За широкой улыбкой. Глава 19. Вещь

Глава 19. Вещь

***
А вот и пятница. Тяжело дался очередной рабочий день, но если бы не он, если бы не труд, то и того было бы кошмарнее – мысли глушили голову, раздирая оную на части: где Еремов, чем занимается, что ему угрожает… и когда вернется?

И снова вечер. И снова за мной приехали Борис с Блохой.
Коротко поздороваться, бросить мимолетный взгляд то на (не выспавшегося, замученного, со сломанным носом) Блохина, то на Кузнецова, что не меньше моего грузился своими проблемами,  - и отвернуться к окну.
Пустой, бесцельный взор на мелькающие виды.
Гриши уже почти неделю нет. И сколько еще не будет? Черт, а если во что-то вляпался?
Надо было у Фирсова выведать. Как он пытался из меня выудить информацию, так и с ним в пору поступить.
И если что…

А что, если что? Вот что я смогу сделать?
Помешать правосудию?
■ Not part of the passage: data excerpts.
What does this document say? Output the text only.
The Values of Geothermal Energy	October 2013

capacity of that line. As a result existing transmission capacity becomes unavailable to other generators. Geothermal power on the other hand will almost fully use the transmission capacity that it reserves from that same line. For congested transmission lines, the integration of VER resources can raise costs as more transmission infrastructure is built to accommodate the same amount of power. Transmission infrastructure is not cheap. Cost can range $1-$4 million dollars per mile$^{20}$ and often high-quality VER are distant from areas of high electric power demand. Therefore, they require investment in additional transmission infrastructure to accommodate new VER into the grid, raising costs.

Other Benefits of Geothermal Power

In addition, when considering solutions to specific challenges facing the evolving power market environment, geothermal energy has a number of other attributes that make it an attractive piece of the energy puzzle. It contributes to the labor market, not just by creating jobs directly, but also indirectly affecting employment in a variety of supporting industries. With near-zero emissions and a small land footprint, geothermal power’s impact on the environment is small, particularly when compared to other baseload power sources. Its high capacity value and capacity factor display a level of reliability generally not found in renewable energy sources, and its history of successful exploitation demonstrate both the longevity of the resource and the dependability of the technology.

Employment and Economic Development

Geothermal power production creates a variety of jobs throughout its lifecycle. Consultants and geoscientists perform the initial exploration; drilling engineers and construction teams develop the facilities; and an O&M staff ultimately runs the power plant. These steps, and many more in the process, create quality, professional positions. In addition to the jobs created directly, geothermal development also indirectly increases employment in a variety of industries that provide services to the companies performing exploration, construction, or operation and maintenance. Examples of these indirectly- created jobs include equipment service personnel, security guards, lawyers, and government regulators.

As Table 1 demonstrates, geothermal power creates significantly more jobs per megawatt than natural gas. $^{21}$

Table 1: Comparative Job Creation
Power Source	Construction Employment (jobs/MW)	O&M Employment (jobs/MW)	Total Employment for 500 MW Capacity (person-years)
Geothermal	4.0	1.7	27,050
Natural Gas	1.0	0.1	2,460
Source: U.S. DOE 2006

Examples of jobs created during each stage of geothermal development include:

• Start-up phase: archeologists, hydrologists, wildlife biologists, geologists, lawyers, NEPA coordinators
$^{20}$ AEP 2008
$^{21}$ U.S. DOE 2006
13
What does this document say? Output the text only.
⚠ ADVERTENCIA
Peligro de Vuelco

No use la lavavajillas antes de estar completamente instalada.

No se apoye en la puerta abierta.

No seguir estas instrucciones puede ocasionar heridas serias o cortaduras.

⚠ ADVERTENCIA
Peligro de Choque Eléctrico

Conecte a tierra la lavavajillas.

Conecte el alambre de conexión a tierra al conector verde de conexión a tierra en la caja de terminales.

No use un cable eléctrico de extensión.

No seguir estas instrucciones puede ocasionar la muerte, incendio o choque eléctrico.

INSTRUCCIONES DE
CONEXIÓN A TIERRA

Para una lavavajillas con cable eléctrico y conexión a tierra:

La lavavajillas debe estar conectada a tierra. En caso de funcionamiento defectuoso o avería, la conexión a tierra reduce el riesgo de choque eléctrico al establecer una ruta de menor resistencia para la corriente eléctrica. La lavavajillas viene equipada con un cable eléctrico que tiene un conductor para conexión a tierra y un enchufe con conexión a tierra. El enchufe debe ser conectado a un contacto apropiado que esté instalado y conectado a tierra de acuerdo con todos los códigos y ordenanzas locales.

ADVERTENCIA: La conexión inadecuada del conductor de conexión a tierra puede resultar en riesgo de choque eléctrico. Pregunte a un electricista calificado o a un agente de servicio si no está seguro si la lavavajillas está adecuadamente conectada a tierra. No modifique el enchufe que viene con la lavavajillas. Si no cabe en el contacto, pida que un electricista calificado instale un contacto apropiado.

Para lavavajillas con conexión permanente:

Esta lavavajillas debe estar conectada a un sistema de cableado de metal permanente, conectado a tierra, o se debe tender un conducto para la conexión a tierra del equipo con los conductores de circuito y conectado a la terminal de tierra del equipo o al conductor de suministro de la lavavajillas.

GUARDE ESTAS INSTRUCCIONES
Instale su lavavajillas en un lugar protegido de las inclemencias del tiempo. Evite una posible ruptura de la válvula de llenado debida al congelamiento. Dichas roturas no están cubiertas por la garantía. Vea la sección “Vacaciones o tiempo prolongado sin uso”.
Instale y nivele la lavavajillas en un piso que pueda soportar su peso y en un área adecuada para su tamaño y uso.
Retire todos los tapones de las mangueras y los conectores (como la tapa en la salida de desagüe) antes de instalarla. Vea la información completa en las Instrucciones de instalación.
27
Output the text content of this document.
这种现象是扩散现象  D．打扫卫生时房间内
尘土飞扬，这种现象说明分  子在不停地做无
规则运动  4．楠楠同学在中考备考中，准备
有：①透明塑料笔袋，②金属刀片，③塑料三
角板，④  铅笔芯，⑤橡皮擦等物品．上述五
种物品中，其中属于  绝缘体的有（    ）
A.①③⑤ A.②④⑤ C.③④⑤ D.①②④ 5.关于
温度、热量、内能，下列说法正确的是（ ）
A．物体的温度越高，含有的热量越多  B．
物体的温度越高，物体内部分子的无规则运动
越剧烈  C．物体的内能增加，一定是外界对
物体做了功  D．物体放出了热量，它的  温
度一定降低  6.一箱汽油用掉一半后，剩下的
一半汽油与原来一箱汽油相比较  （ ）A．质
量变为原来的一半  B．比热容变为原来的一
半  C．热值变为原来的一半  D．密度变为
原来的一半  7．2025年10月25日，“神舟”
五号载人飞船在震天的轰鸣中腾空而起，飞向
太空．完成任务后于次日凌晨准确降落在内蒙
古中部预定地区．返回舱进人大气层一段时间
Или что?
И где, какая теперь… моя правда?

Но и не смогу тихо, смирно смотреть, как будут закрывать Еремова. Однозначно.
Да. Это – эгоизм. Эгоизм! Ну, и что?
Что, коль это – единственный вариант, основа моего выживания… как душевного, так и телесного? Не вечно же мне куковать под присмотром людей Гриши? Под опекой того же Бори? ...в то время, как  Еремов будет колесить, где придется, или вздумается…

Но, даже если… и доберется Фирсов, если захлопнет за ним решетку – ничего не изменится. Этот человек спас меня. Да, пытались все. Чего только стояла самоотверженность, доброта того же Макса, но…
Спас, вытащил из клещей страха, отчаяния, собственной никчемности – Он. И только Он. Мой Еремов. Потому и вопреки всему… я люблю его, безмерно люблю, и приму любую судьбу, даже если это - ждать с ним встречи годами...

***
- Борь, а ты женат?
- Что? – нервно дернулся в мою сторону, огорошенный Кузнецов. Уставил взгляд, оторвавшись на мгновение от дороги.
Невольно улыбаюсь его такой реакции.
- Говорю, женат ли ты? – не без иронии переспрашиваю. – Может, невеста есть, или жена?
- И потому у Еремова в квартире ночую?
- Ну, - пожала я плечами, отворачиваюсь. – Всякое бывает. Тем более… это же - дела, а не добровольно.
- Ну, как сказать.
Удивленно вздернула я бровями.
- В смысле? – разворот.
- В смысле, - вдруг резво, грубо вклинился в разговор Блоха. – Что и он на тебя точит. А отгреб только я.
Обомлела я, прозревшая.
- Слушай, п**дюк, - в ярости метнул взгляд Кузнецов на «пассажира». – Ты сейчас довые****ешься!..
- Правда в глаза колет, да?
- Ты че, тварь? – выпучил неистово очи Борис. Удар по тормозам – взвизгнули шины.
Резво дернул дверь – и  влетел наружу: кинулся, вытащил за грудки ублюдка.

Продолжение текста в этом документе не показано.